One of the advantages is that it can help you identify queries that are both very short but frequent (and could use a cache, or whatnot), and would fly below the radar of most log aggregations, because most people turn off logging off for very short statements. See also: identifying n+1 query pathologies.
It really blows away log analysis and pg_fouine for all but the most heavyweight tasks, and its approach is a lot more sound than log analysis tools because it uses the semantic representation -- not the syntactic one -- of the query submitted.
It allows you to get statistics per top-level function, which can reveal abnormalities otherwise impossible to detect, such as a function which is usually very fast, but very slow for a small number of calls relative to the total number of calls. Consider fa()->fx() and fb()->fx(), if fa()->fx() always is fast and you have a million such calls, but for some reason fb()->fx() is very slow, but you only have a few such calls, fx() will look like a very fast function without any performance problems, if you only look at pg_catalog.pg_stat_user_functions, but call_graph will reveal fx() being slow when called by the top-level function fb().
This is only relevant for systems always accessing the database through Stored Procedures though.

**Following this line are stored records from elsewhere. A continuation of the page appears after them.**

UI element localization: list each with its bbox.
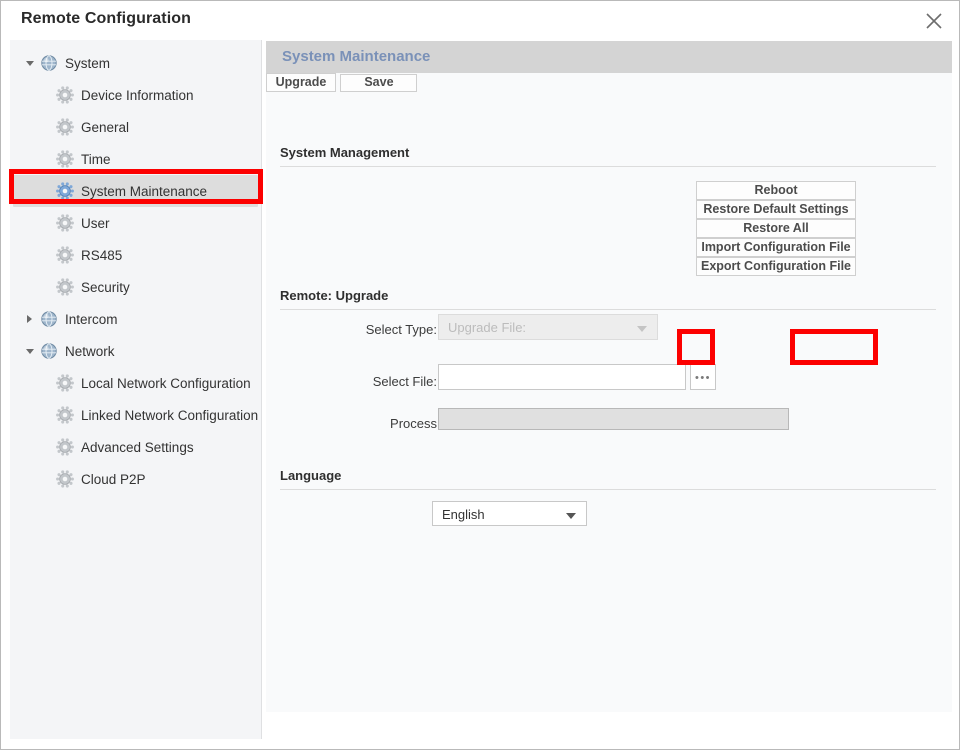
gear-globe-icon [56, 246, 74, 264]
save-button[interactable]: Save [340, 74, 417, 92]
sidebar-item-cloud-p2p[interactable]: Cloud P2P [10, 463, 261, 495]
reboot-button[interactable]: Reboot [696, 181, 856, 200]
sidebar-item-label: Time [81, 152, 111, 167]
sidebar-item-label: Local Network Configuration [81, 376, 251, 391]
chevron-down-icon[interactable] [24, 57, 36, 69]
window-title-bar: Remote Configuration [1, 1, 959, 40]
chevron-down-icon [566, 513, 576, 519]
language-heading: Language [280, 468, 341, 483]
sidebar-item-label: Network [65, 344, 115, 359]
gear-globe-icon [56, 278, 74, 296]
section-divider [280, 309, 936, 310]
sidebar-item-label: Cloud P2P [81, 472, 146, 487]
import-configuration-file-button[interactable]: Import Configuration File [696, 238, 856, 257]
gear-globe-icon [56, 470, 74, 488]
sidebar-item-intercom[interactable]: Intercom [10, 303, 261, 335]
system-management-heading: System Management [280, 145, 409, 160]
gear-globe-icon [56, 406, 74, 424]
restore-all-button[interactable]: Restore All [696, 219, 856, 238]
panel-header: System Maintenance [266, 41, 952, 73]
sidebar-item-label: RS485 [81, 248, 122, 263]
select-type-value: Upgrade File: [448, 320, 526, 335]
sidebar-item-label: User [81, 216, 110, 231]
restore-default-settings-button[interactable]: Restore Default Settings [696, 200, 856, 219]
sidebar-item-label: Linked Network Configuration [81, 408, 258, 423]
browse-file-button[interactable]: ••• [690, 364, 716, 390]
sidebar-item-label: General [81, 120, 129, 135]
sidebar-item-device-information[interactable]: Device Information [10, 79, 261, 111]
gear-globe-icon [56, 438, 74, 456]
page-title: Remote Configuration [21, 10, 191, 28]
select-type-label: Select Type: [342, 322, 437, 337]
chevron-right-icon[interactable] [24, 313, 36, 325]
remote-upgrade-heading: Remote: Upgrade [280, 288, 388, 303]
process-progress-bar [438, 408, 789, 430]
sidebar-item-general[interactable]: General [10, 111, 261, 143]
sidebar-item-security[interactable]: Security [10, 271, 261, 303]
config-tree: System Device Information General Time Syste… [10, 40, 261, 495]
sidebar-item-label: Security [81, 280, 130, 295]
section-divider [280, 166, 936, 167]
chevron-down-icon [637, 326, 647, 332]
section-divider [280, 489, 936, 490]
sidebar-item-user[interactable]: User [10, 207, 261, 239]
sidebar-item-system-maintenance[interactable]: System Maintenance [13, 175, 258, 207]
sidebar-item-system[interactable]: System [10, 47, 261, 79]
sidebar-item-label: Advanced Settings [81, 440, 194, 455]
gear-globe-icon [56, 86, 74, 104]
panel-body: System Management Reboot Restore Default… [266, 73, 952, 712]
sidebar-item-label: Device Information [81, 88, 194, 103]
select-file-label: Select File: [342, 374, 437, 389]
gear-globe-icon [56, 150, 74, 168]
upgrade-button[interactable]: Upgrade [266, 73, 336, 92]
gear-globe-icon [56, 374, 74, 392]
sidebar-item-label: System Maintenance [81, 184, 207, 199]
sidebar-item-advanced-settings[interactable]: Advanced Settings [10, 431, 261, 463]
export-configuration-file-button[interactable]: Export Configuration File [696, 257, 856, 276]
sidebar-item-label: Intercom [65, 312, 118, 327]
gear-globe-icon [56, 214, 74, 232]
gear-globe-icon [56, 118, 74, 136]
remote-configuration-window: Remote Configuration System Device Inform… [0, 0, 960, 750]
language-select-value: English [442, 507, 485, 522]
process-label: Process [342, 416, 437, 431]
select-file-input[interactable] [438, 364, 686, 390]
sidebar-item-local-network-configuration[interactable]: Local Network Configuration [10, 367, 261, 399]
select-type-dropdown[interactable]: Upgrade File: [438, 314, 658, 340]
sidebar-item-time[interactable]: Time [10, 143, 261, 175]
sidebar-item-label: System [65, 56, 110, 71]
language-select[interactable]: English [432, 501, 587, 526]
panel-title: System Maintenance [282, 48, 430, 65]
sidebar-item-network[interactable]: Network [10, 335, 261, 367]
globe-icon [40, 342, 58, 360]
chevron-down-icon[interactable] [24, 345, 36, 357]
globe-icon [40, 54, 58, 72]
globe-icon [40, 310, 58, 328]
gear-globe-icon [56, 182, 74, 200]
sidebar-item-linked-network-configuration[interactable]: Linked Network Configuration [10, 399, 261, 431]
content-panel: System Maintenance System Management Reb… [266, 41, 952, 712]
close-icon[interactable] [921, 8, 947, 34]
navigation-sidebar: System Device Information General Time Syste… [10, 40, 262, 739]
sidebar-item-rs485[interactable]: RS485 [10, 239, 261, 271]
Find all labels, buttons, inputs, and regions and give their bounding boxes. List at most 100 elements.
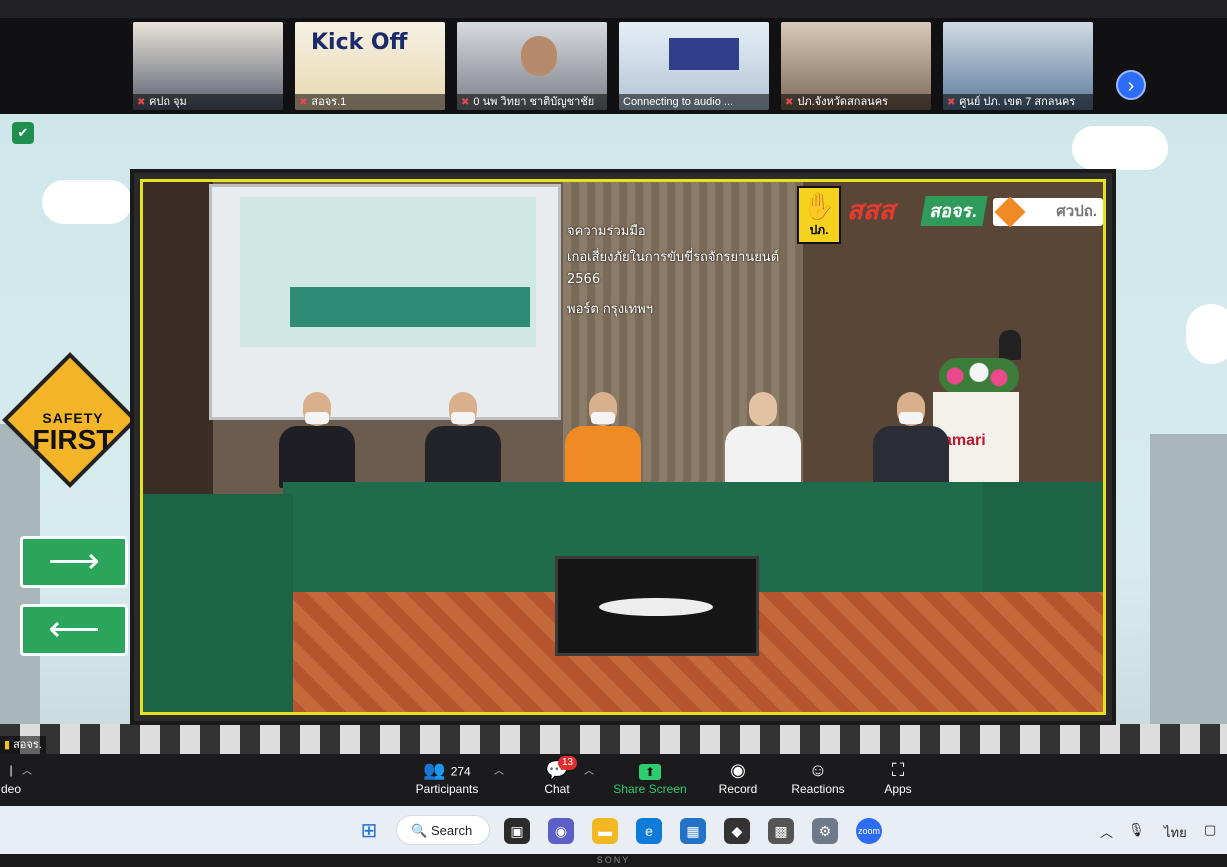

One of the best metrics is the log of slow queries. We set our threshold at 250 milliseconds, and we investigate queries that take longer. Sometimes, we'll see INSERT or COMMIT statements show up, which is usually an indication that our write performance isn't what it needs to be. We generate graphs from these logs (using graphite) and track them over time. We also use Munin (including the PostgreSQL plugins) to monitor disk IO and various PostgreSQL stats.
PostgreSQL is a pretty mature, reliable piece of kit. Audit logs in a financial sense are generally a matter of extreme importance and are not performance-sensitive on the read side.
Conservatism is the watchword when $$$ are involved.
We have a few different types of auditing information. At that point in the timeline, it was all in PostgreSQL. Today, we keep only the critical auditing information in the main database.
I think what they meant to say is that unlike most web applications, they are heavier on writes than reads.
Write-heavy workloads -- aka OLTP -- are the bread and butter of relational databases. To the point that people complain they aren't as good at read-heavy workloads.